Hey guys and welcome to the video! Today,
I will talk about how we can implement a custom optimizer in PyTorch. I'm on the official
github repository of PyTorch and I'm going to show you where exactly you can find the relevant
source code for implementing custom optimizers. The module we're interested in is under the
subpackage optim and is called optimizer.py. Here we have a class called
Optimizer that is supposed to be subclassed each time we want to
implement a custom optimizer. The constructor has two arguments one is
params and the second one is defaults. The params argument is an iterable and
there are two possibilities when it comes to the elements. First of all, one
can just have an iterable of tensors or one can provide an iterable of dictionaries. If
you decide to go for an iterable of tensors we can only have one set of hyper parameters for
all of the parameters. However, if we decide to go for an iterable of dictionaries we can
specify different hyper parameters for different parameter groups. Let us now focus on what
is inside of the constructor. As you can see, we defined two different attributes first of them
is state which is a default dictionary and the second one is going to be param_groups equal to an
empty list. The state attribute is really useful because it allows us to store any information and
then use it in future steps. One specific example of when the state might be useful is when we
implement momentum optimizers that need to store information like the parameters from the previous
step. The second attribute param_groups serves as a nice way how you can access all your parameter
groups with the same formatting of the parameter dictionaries. The rest of the constructor
focuses on populating this param groups list. Here we have the zero_grad method of the optimizer
and it is supposed to be called just before calling backward on our loss. The idea behind it
is to set all the gradients of the leaf parameters to zero. Finally, we have the step method that
is supposed to be implemented in the child and this one is supposed to be called just after
calling the backward method on the loss and in the most general terms the goal of this method is to
update all the parameters. To do this update one can use a lot of different things and information.

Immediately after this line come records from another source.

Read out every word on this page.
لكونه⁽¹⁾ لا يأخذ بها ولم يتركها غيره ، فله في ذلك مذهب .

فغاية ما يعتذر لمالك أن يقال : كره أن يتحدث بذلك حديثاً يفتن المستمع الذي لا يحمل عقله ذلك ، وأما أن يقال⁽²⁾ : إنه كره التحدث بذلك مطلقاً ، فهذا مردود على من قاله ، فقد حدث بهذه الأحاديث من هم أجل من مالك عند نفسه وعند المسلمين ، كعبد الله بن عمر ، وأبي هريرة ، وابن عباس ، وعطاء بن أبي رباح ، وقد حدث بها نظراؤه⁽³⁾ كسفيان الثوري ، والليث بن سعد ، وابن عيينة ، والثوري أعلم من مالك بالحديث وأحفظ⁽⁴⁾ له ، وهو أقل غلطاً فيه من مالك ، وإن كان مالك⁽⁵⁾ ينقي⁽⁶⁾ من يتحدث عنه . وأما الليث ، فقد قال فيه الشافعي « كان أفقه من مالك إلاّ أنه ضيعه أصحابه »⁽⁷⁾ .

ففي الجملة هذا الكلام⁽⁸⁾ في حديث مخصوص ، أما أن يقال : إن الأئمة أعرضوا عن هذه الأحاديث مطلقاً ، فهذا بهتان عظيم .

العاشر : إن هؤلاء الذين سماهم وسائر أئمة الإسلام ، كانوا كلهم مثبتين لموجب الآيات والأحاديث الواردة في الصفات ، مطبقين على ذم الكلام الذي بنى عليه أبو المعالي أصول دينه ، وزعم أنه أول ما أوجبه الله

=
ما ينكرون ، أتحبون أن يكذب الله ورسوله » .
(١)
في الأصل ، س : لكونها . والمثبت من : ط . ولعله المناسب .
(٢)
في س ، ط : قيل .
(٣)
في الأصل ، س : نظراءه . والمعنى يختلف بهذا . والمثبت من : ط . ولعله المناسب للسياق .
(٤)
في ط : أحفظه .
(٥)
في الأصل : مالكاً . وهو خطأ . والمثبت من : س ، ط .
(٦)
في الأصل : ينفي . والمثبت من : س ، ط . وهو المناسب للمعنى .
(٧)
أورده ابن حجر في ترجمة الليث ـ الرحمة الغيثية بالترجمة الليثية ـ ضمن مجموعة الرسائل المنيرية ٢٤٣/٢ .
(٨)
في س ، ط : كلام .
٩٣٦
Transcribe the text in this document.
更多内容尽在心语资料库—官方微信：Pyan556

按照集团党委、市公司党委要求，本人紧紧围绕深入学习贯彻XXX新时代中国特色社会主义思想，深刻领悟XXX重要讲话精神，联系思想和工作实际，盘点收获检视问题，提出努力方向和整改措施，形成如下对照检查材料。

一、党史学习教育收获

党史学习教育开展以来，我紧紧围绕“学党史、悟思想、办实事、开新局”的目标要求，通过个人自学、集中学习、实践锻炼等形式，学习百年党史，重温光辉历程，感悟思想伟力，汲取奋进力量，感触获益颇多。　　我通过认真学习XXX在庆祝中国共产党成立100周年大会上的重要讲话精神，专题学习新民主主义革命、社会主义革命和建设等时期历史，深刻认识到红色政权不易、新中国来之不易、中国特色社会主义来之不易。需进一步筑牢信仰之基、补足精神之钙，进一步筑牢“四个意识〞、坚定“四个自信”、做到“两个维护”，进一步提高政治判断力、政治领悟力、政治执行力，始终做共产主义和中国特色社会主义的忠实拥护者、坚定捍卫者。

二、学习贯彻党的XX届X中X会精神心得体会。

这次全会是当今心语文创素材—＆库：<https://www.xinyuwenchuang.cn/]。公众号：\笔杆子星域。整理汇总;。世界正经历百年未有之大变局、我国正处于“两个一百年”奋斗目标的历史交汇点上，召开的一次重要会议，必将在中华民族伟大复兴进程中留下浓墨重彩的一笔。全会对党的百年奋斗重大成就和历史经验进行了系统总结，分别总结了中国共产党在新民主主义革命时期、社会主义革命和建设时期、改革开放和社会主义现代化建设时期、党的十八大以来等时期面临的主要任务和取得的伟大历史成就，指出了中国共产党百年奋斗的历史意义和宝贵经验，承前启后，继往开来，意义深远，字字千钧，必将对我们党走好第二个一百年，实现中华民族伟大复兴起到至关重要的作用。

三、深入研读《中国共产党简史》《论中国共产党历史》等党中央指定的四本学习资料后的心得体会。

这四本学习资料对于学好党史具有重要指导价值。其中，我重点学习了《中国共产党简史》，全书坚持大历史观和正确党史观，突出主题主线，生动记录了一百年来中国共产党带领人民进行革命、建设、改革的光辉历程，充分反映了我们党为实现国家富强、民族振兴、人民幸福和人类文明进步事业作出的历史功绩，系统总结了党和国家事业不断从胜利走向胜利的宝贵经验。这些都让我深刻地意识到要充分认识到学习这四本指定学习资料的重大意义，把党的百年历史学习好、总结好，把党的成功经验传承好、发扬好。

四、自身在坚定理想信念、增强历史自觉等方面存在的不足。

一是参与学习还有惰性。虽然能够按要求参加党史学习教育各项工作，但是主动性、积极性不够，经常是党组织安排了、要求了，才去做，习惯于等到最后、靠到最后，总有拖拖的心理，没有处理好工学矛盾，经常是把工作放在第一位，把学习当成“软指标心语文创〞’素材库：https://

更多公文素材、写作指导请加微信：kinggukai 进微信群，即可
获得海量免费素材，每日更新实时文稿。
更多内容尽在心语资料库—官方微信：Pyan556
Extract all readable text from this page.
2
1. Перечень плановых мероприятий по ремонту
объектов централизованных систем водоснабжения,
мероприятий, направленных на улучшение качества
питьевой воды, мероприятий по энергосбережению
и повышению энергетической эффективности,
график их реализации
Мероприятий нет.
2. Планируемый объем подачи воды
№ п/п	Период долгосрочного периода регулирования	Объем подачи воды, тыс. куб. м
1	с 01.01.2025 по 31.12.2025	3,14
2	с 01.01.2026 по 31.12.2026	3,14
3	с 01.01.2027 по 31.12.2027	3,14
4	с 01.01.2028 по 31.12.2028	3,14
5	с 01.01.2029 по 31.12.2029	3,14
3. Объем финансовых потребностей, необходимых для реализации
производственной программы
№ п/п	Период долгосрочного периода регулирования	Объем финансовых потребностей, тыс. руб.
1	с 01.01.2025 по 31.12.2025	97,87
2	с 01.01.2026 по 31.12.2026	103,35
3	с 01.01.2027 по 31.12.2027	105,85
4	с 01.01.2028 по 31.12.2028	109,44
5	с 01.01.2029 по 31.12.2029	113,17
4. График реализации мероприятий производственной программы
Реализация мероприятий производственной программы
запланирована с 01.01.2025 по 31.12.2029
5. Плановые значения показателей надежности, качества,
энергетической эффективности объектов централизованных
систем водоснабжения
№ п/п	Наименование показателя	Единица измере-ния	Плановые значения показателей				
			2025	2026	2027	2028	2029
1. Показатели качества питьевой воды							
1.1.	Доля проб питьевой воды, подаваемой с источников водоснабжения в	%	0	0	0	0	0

Specifically, you probably want to use things like the inner state that we just saw or the gradients
of your parameters. Anyway, I think those are the most important things that you need to know and
let me show you an example. Before I start with the example though let me quickly introduce the
Rosenbrock function. It is a real function of two variables and it has a unique global minimum at
this point. The reason why we want to use it is because converging to the global minimum is not
that easy. I will write an example where i define a custom optimizer and also i will try to see how
this optimizer performs on the Rosenbrock function and to do that i will also need to write some
visualization code. All right, let's get started. I imported matplotlib to create
nice plots and animations. Then I have numpy and torch to work with tensors
and arrays. I imported two already implemented optimizers. One is Adam and the other one is SGD.
I will use them to benchmark our custom optimizer. Finally, I imported tqdm to get progress bars.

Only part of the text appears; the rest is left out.